In Be’er Sheva and other locations around the periphery of Israel, many of the people are very poor and live lives similar to the ghettos of America. The gap between the wealthy and the needy in this country is huge, about 90% of the income made in Israel comes out of Tel Aviv and Jerusalem. So the students that grow up outside of these large cities are under privileged and go through school without giving much thought to college. Creating programs like the Ahtedeem help to single out those with a high potential and give them resources and support to get out of this cycle and most are going to be the first to get a higher education in their families continued...

Our first group with them was this afternoon and we first played some name games and then did a group Mad Libs in English with them that I got off the Internet.

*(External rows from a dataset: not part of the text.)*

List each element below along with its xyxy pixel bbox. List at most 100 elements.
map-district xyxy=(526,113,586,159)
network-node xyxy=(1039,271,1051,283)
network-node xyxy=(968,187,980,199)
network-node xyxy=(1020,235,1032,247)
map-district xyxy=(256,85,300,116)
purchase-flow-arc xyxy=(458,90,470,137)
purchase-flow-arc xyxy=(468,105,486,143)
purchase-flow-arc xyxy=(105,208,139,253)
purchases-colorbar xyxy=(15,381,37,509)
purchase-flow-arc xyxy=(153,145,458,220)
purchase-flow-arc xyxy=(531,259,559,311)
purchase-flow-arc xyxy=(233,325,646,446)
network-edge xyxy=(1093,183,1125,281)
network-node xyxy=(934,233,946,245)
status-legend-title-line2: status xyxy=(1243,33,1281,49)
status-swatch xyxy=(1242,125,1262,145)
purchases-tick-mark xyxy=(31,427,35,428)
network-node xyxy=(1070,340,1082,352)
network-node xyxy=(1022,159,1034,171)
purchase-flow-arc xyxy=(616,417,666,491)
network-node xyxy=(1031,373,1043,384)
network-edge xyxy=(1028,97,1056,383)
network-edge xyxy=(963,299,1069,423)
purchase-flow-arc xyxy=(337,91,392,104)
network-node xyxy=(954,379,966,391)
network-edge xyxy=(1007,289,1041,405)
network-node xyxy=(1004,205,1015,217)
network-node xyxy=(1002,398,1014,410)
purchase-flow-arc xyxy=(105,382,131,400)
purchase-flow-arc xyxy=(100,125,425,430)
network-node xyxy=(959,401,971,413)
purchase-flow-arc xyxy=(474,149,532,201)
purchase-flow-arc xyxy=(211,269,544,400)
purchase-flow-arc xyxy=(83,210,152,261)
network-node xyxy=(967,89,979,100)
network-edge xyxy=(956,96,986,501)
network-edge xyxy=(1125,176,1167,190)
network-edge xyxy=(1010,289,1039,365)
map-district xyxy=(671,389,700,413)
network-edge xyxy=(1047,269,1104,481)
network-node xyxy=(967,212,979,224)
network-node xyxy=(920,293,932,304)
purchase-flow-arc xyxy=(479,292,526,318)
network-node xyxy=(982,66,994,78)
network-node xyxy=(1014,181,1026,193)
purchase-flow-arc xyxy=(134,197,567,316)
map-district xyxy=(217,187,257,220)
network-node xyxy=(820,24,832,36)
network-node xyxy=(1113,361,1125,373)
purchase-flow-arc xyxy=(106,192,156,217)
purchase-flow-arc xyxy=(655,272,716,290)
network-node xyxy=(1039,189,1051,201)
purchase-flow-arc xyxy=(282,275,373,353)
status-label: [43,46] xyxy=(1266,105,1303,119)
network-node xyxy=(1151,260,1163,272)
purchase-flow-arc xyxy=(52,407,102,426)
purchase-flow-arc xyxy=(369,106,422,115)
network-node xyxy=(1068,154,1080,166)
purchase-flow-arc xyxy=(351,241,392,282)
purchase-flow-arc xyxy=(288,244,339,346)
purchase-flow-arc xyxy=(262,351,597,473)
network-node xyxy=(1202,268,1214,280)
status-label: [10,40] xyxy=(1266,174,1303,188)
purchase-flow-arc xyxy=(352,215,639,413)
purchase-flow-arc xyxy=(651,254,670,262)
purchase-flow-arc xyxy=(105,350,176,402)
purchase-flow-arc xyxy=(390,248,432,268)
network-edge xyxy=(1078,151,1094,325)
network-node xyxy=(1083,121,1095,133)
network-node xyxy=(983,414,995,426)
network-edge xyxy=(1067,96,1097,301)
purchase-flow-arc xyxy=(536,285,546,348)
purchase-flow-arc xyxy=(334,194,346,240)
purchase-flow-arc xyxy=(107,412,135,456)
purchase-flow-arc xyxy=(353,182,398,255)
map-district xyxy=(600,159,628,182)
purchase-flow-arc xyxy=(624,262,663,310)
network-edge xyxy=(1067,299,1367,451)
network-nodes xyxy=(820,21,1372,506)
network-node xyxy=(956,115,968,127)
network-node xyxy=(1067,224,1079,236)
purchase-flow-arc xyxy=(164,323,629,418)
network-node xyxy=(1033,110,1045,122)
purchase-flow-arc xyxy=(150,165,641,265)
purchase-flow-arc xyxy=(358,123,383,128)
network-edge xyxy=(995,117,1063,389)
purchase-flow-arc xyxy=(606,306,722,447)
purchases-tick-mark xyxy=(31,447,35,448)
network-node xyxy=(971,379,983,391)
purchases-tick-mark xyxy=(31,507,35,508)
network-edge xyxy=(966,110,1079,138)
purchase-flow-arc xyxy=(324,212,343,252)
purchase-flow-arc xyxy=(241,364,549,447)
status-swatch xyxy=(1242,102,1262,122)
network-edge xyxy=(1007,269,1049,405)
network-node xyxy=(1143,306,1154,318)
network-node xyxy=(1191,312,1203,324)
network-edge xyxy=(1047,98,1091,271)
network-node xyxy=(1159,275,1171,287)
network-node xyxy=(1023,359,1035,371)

This was sorta a hit and miss activity because as we were filling it all out it came to a point where we had to describe what an adverb was (um sorry Steve… I am troubled in the grammar department) and when we read the full story I think it might have been to confusing for their English level. We then did it in small groups, which were more fun, and the kids were excited to come up with funny things. It was really cute in the end. Then we played some broken telephone (ask your locale Sigma if this is unknown to you) and charades. All of the students were really happy that we came and even with a mild language barrier, we could tell that we made some great connections and they are excited to see us again next week!

Yesterday we did some fun volunteering as well. It was Transportation Day in Israel, which meant that the buses were free all day and we were to pass out fliers and get a petition signed to ask the government for more money to fund the buses rather than building more roads for cars. I knew this was a good cause and that people were not going to get annoyed with it as they tend to do when passing out flyers in Eugene on campus from some random thing, yet the language barrier was a huge deal for me. When I would hand someone a flyer and they would start talking to me super fast in Hebrew it was scary for a second. I couldn’t even tell if they were supporting or being annoyed with me! So in some ways it was a bit awkward, but a lot of people were excited after they figured out what my broken Hebrew a long the lines of “no money for bus” really meant and we got a lot of signatures by the end of the day!